All the supporting characters are from Stereotypes R Us: the overly enthusiastic bff, the kinda slutty girl who is with an obvious creep but can’t see the guy who truly loves her (and is the brother of the vamp’s girlfriend), the hyper-chatty cute blonde who knows everyone but can’t get a date (only in TV’s Stupidville can a cute blonde NOT get a date). Let’s not forget the vampire’s nemesis (at least for the first story arc) who is basically his mirror image, but while our hero vamp Stefan has given up his evil ways as far as using humans for keggers, the dark vamp, who happens to be the hero’s bro, is all ‘bout drinking the human vintage.
I mentioned cookie cutter earlier and here’s another big reason why: the overuse of pop songs in series TV has officially become old and passé. You get the exact same kinds of songs used in the exact same ways as in every other show aimed at 18 to 35 year olds. Every show has about six pop songs sprinked throughout the acts and then ends with a song by a male singer accompanied by a piano or an acoustic guitar, usually over a montage of scenes. THEY’RE USING A GODDAMN TEMPLATE TO MAKE TV!

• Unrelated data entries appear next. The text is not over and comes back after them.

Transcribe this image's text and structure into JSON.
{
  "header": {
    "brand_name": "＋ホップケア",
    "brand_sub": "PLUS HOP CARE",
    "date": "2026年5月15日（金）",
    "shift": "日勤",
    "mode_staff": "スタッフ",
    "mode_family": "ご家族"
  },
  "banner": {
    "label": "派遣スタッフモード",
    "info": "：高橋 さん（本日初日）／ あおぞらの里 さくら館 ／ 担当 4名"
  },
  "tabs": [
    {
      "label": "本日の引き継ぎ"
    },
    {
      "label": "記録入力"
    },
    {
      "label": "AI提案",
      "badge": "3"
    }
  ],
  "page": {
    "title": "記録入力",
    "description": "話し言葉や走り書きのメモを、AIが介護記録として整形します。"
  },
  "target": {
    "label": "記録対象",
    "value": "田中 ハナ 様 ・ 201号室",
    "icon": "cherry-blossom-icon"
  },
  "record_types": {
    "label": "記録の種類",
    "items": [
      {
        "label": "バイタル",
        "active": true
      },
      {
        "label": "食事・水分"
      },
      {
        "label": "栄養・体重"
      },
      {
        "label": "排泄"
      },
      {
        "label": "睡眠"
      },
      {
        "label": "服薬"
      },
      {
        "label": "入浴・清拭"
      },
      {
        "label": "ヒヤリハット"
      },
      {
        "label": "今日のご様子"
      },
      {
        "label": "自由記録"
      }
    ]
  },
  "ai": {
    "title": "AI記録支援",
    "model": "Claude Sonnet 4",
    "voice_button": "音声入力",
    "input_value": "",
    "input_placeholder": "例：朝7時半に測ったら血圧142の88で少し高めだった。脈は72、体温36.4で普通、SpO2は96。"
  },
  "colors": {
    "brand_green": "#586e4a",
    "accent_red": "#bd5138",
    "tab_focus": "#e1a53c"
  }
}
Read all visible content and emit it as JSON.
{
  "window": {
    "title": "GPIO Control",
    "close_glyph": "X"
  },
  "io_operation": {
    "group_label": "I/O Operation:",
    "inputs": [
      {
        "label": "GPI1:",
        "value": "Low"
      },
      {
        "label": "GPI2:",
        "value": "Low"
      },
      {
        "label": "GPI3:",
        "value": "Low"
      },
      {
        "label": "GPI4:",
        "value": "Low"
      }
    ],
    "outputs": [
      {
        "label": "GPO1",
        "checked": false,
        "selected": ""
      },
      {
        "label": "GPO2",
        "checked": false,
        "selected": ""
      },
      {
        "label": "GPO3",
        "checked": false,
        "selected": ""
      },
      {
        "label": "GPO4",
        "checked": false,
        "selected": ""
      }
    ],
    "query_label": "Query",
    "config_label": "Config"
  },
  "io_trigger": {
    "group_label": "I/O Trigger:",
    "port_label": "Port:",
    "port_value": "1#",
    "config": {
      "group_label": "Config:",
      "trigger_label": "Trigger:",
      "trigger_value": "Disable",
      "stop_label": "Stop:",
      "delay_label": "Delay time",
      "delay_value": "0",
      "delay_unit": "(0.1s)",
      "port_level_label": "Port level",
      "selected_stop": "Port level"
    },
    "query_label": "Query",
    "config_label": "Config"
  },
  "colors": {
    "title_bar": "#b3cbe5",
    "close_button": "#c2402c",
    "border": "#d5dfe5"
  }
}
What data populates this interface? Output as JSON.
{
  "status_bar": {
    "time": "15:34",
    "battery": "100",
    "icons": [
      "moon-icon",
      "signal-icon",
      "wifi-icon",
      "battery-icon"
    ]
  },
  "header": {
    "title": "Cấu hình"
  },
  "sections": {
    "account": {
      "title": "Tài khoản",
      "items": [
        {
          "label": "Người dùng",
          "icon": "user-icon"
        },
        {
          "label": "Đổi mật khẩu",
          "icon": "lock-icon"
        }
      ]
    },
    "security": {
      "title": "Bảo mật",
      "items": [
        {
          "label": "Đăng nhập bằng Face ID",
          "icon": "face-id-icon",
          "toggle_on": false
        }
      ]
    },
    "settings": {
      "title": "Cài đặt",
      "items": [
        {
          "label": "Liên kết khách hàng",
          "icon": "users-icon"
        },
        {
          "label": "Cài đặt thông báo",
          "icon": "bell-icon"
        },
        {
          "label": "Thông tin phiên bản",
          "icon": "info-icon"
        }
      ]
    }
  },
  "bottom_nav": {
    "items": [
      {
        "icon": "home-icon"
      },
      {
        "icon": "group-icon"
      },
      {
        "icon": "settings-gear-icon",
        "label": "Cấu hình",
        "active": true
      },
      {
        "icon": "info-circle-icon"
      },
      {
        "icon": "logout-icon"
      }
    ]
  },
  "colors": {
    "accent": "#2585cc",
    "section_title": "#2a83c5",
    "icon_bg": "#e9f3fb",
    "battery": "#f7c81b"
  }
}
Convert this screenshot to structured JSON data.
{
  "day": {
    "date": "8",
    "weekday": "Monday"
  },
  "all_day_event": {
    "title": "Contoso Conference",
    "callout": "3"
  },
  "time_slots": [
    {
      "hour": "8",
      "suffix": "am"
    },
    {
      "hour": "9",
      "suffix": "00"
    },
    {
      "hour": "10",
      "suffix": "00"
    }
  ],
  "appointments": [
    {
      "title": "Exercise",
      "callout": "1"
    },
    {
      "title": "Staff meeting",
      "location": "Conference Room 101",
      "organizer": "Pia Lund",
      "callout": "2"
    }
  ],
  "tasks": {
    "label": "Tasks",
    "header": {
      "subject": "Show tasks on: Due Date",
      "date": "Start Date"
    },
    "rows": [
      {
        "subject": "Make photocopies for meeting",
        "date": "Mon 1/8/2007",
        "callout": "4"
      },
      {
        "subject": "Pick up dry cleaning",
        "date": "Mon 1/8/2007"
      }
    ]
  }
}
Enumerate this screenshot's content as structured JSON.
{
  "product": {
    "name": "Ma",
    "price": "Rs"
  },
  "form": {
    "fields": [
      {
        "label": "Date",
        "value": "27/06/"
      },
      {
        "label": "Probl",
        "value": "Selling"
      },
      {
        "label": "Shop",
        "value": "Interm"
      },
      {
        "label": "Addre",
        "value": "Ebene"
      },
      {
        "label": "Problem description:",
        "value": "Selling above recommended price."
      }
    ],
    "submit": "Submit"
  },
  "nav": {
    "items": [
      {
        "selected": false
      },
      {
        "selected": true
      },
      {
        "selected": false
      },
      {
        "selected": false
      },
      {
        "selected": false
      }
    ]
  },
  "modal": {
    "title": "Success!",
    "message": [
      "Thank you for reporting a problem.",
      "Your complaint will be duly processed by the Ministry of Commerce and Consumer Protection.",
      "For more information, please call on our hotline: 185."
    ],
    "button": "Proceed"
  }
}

The story is old hat. Buffy the Vampire Slayer had similar elements to TVD, including a cast that was out of their teens and the high school setting but it was so much smarter, funnier and better acted than this show. The performances in TVD are uninspired across the board - Paul Wesley is no David Boreanaz or Robert Pattinson; Nina Dobrev's Elena is cute, but can't hold a stake to Sarah Michelle Gellar's toughness or Kristen Stewart's vulnerability.
I gotta get a copy of the Buffy pilot, or even Twilight, to get the taste of this undead shit out of my mouth.